By Ron Miller. This article originally appeared on TechCrunch, October 3, 2017.
AtScale, a four-year old startup that helps companies get a big-picture view of their big data inside their BI tools, announced a $25 million Series C investment today.
The round was led by Atlantic Bridge with participation from new investors Wells Fargo and Industry Ventures along with returning investors Storm Ventures, UMC, Comcast and XSeed Capital. With today’s investment, the company has raised $45 million.
AtScale founder and CEO Dave Mariani was one of the big data pioneers at Yahoo in the 2009 and 2010 timeframe and he saw a big problem with big data.
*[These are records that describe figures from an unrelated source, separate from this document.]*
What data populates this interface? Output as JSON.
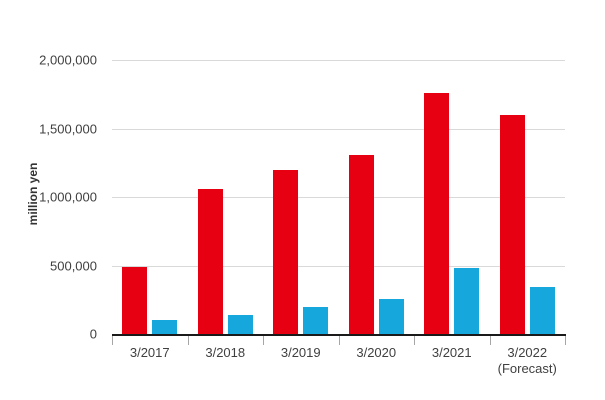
{
  "chart_data": {
    "type": "bar",
    "title": "",
    "xlabel": "",
    "ylabel": "million yen",
    "ylim": [
      0,
      2000000
    ],
    "grid": true,
    "legend": false,
    "yticks": [
      {
        "value": 0,
        "label": "0"
      },
      {
        "value": 500000,
        "label": "500,000"
      },
      {
        "value": 1000000,
        "label": "1,000,000"
      },
      {
        "value": 1500000,
        "label": "1,500,000"
      },
      {
        "value": 2000000,
        "label": "2,000,000"
      }
    ],
    "categories": [
      {
        "label": "3/2017",
        "sublabel": ""
      },
      {
        "label": "3/2018",
        "sublabel": ""
      },
      {
        "label": "3/2019",
        "sublabel": ""
      },
      {
        "label": "3/2020",
        "sublabel": ""
      },
      {
        "label": "3/2021",
        "sublabel": ""
      },
      {
        "label": "3/2022",
        "sublabel": "(Forecast)"
      }
    ],
    "series": [
      {
        "name": "red",
        "color": "#e60012",
        "values": [
          490000,
          1055000,
          1200000,
          1305000,
          1760000,
          1600000
        ]
      },
      {
        "name": "blue",
        "color": "#16a8dc",
        "values": [
          100000,
          140000,
          195000,
          255000,
          480000,
          340000
        ]
      }
    ]
  },
  "colors": {
    "gridline": "#d9d9d9",
    "axis_line": "#1a1a1a",
    "tick_mark": "#a6a6a6",
    "label_text": "#404040"
  }
}
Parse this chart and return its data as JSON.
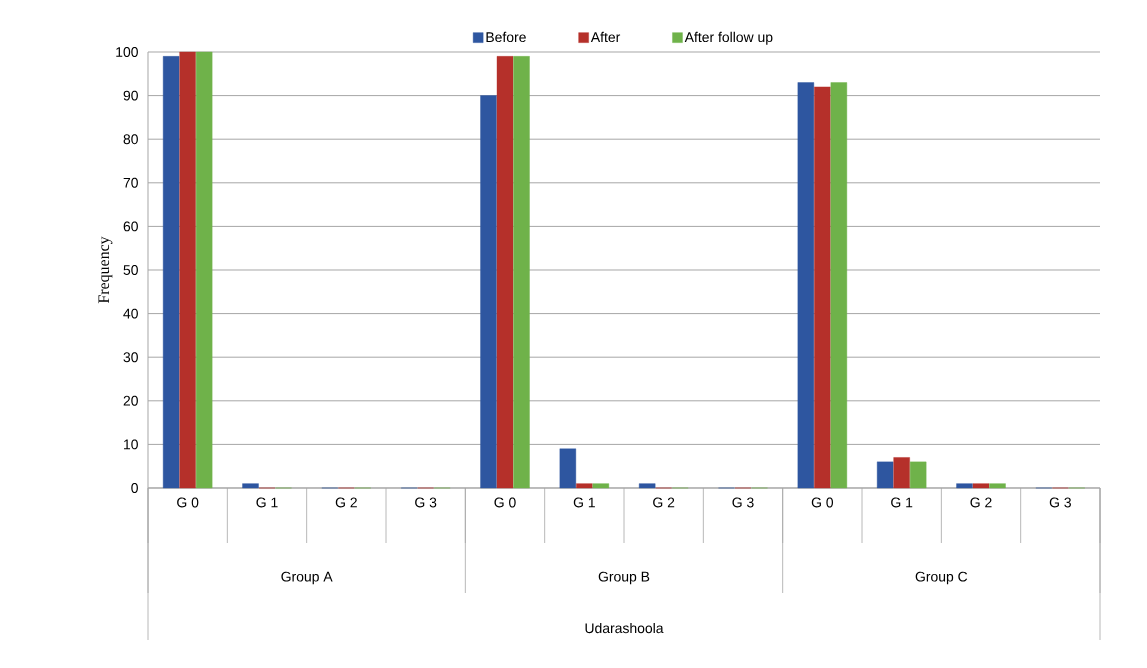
{
  "chart_data": {
    "type": "bar",
    "ylabel": "Frequency",
    "categories": [
      "G 0",
      "G 1",
      "G 2",
      "G 3",
      "G 0",
      "G 1",
      "G 2",
      "G 3",
      "G 0",
      "G 1",
      "G 2",
      "G 3"
    ],
    "annotations": [
      "Group A",
      "Group B",
      "Group C",
      "Udarashoola"
    ],
    "series": [
      {
        "name": "Before",
        "color": "#2e56a0",
        "values": [
          99,
          1,
          0,
          0,
          90,
          9,
          1,
          0,
          93,
          6,
          1,
          0
        ]
      },
      {
        "name": "After",
        "color": "#b5302a",
        "values": [
          100,
          0,
          0,
          0,
          99,
          1,
          0,
          0,
          92,
          7,
          1,
          0
        ]
      },
      {
        "name": "After follow up",
        "color": "#6fb24a",
        "values": [
          100,
          0,
          0,
          0,
          99,
          1,
          0,
          0,
          93,
          6,
          1,
          0
        ]
      }
    ],
    "ylim": [
      0,
      100
    ],
    "yticks": [
      0,
      10,
      20,
      30,
      40,
      50,
      60,
      70,
      80,
      90,
      100
    ],
    "grid": "y",
    "legend": "top"
  }
}
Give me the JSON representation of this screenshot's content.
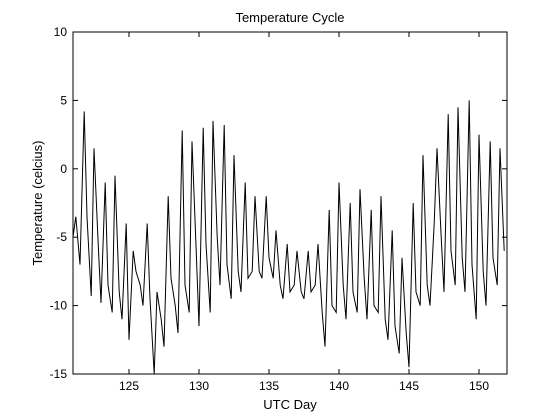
{
  "chart_data": {
    "type": "line",
    "title": "Temperature Cycle",
    "xlabel": "UTC Day",
    "ylabel": "Temperature (celcius)",
    "xlim": [
      121,
      152
    ],
    "ylim": [
      -15,
      10
    ],
    "x_ticks": [
      125,
      130,
      135,
      140,
      145,
      150
    ],
    "y_ticks": [
      -15,
      -10,
      -5,
      0,
      5,
      10
    ],
    "grid": false,
    "line_color": "#000000",
    "series": [
      {
        "x": [
          121.0,
          121.2,
          121.5,
          121.8,
          122.0,
          122.3,
          122.5,
          122.8,
          123.0,
          123.3,
          123.5,
          123.8,
          124.0,
          124.3,
          124.5,
          124.8,
          125.0,
          125.3,
          125.5,
          125.8,
          126.0,
          126.3,
          126.5,
          126.8,
          127.0,
          127.3,
          127.5,
          127.8,
          128.0,
          128.3,
          128.5,
          128.8,
          129.0,
          129.3,
          129.5,
          129.8,
          130.0,
          130.3,
          130.5,
          130.8,
          131.0,
          131.3,
          131.5,
          131.8,
          132.0,
          132.3,
          132.5,
          132.8,
          133.0,
          133.3,
          133.5,
          133.8,
          134.0,
          134.3,
          134.5,
          134.8,
          135.0,
          135.3,
          135.5,
          135.8,
          136.0,
          136.3,
          136.5,
          136.8,
          137.0,
          137.3,
          137.5,
          137.8,
          138.0,
          138.3,
          138.5,
          138.8,
          139.0,
          139.3,
          139.5,
          139.8,
          140.0,
          140.3,
          140.5,
          140.8,
          141.0,
          141.3,
          141.5,
          141.8,
          142.0,
          142.3,
          142.5,
          142.8,
          143.0,
          143.3,
          143.5,
          143.8,
          144.0,
          144.3,
          144.5,
          144.8,
          145.0,
          145.3,
          145.5,
          145.8,
          146.0,
          146.3,
          146.5,
          146.8,
          147.0,
          147.3,
          147.5,
          147.8,
          148.0,
          148.3,
          148.5,
          148.8,
          149.0,
          149.3,
          149.5,
          149.8,
          150.0,
          150.3,
          150.5,
          150.8,
          151.0,
          151.3,
          151.5,
          151.8
        ],
        "values": [
          -5.0,
          -3.5,
          -7.0,
          4.2,
          -3.5,
          -9.3,
          1.5,
          -5.5,
          -9.8,
          -1.0,
          -8.5,
          -10.5,
          -0.5,
          -9.0,
          -11.0,
          -4.0,
          -12.5,
          -6.0,
          -7.5,
          -8.5,
          -10.0,
          -4.0,
          -9.5,
          -15.0,
          -9.0,
          -11.0,
          -13.0,
          -2.0,
          -8.0,
          -10.0,
          -12.0,
          2.8,
          -8.5,
          -10.5,
          2.0,
          -6.0,
          -11.5,
          3.0,
          -5.5,
          -10.5,
          3.5,
          -5.0,
          -8.5,
          3.2,
          -7.0,
          -9.5,
          1.0,
          -7.5,
          -9.0,
          -1.0,
          -8.0,
          -7.5,
          -2.0,
          -7.5,
          -8.0,
          -2.0,
          -6.5,
          -8.0,
          -4.5,
          -8.5,
          -9.5,
          -5.5,
          -9.0,
          -8.5,
          -6.0,
          -9.0,
          -9.5,
          -6.0,
          -9.0,
          -8.5,
          -5.5,
          -10.5,
          -13.0,
          -3.0,
          -10.0,
          -10.5,
          -1.0,
          -8.5,
          -11.0,
          -2.5,
          -9.0,
          -10.5,
          -1.5,
          -8.0,
          -11.0,
          -3.0,
          -10.0,
          -10.5,
          -2.0,
          -11.0,
          -12.5,
          -4.5,
          -11.5,
          -13.5,
          -6.5,
          -12.0,
          -14.5,
          -2.5,
          -9.0,
          -10.0,
          1.0,
          -8.5,
          -10.0,
          -4.0,
          1.5,
          -5.0,
          -9.0,
          4.0,
          -6.0,
          -8.5,
          4.5,
          -6.5,
          -9.0,
          5.0,
          -7.0,
          -11.0,
          2.5,
          -7.5,
          -10.0,
          2.0,
          -6.5,
          -8.5,
          1.5,
          -6.0
        ]
      }
    ]
  }
}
He was able to use Hadoop, which was originally developed at Yahoo about that time, to extract big data, but when it came to translating that much data for business users, there was a problem.
It required taking the data and reducing the scope to make it useable for the business intelligence tools that line of business employees were using. “I spent my time making data small for analytics. It was like sipping data through a straw,” Mariani explained. He felt it was a wrong-headed approach, and as more companies faced the same issue, he saw a business opportunity if he could figure out a solution.
“A sense of urgency comes from [big data] pioneers who took a leap to big data and implemented Hadoop. They have this ‘Oh shit!’ moment where they realize none of their BI tools can talk to this, and they can’t provide any value. They are looking for a solution to that problem,” he said.
AtScale purports to solve all of that by providing a middleware type of solution. It allows companies who have been dealing with data snapshots, instead of the whole picture, to present the data to BI tools in such a way that they don’t have to settle for that small data view.
“We take a bunch of data silos and put a semantic layer across the data platforms and expose them in a consistent way,” Mariani said. That allows companies to see all of the data without cutting it into small chunks to make it work across these disparate sources.
While data is the lifeblood of any organization, Mariani says that companies like Home Depot, Allstate, Kraft-Heinz and American Express have been willing to take a chance with a startup because there simply are no big companies solving this problem right now and there is a real pain point inside these companies.
The company launched in 2013, and they have been selling the solution since 2016. They currently have 95 employees, but that is likely to increase over the next given the new influx of capital.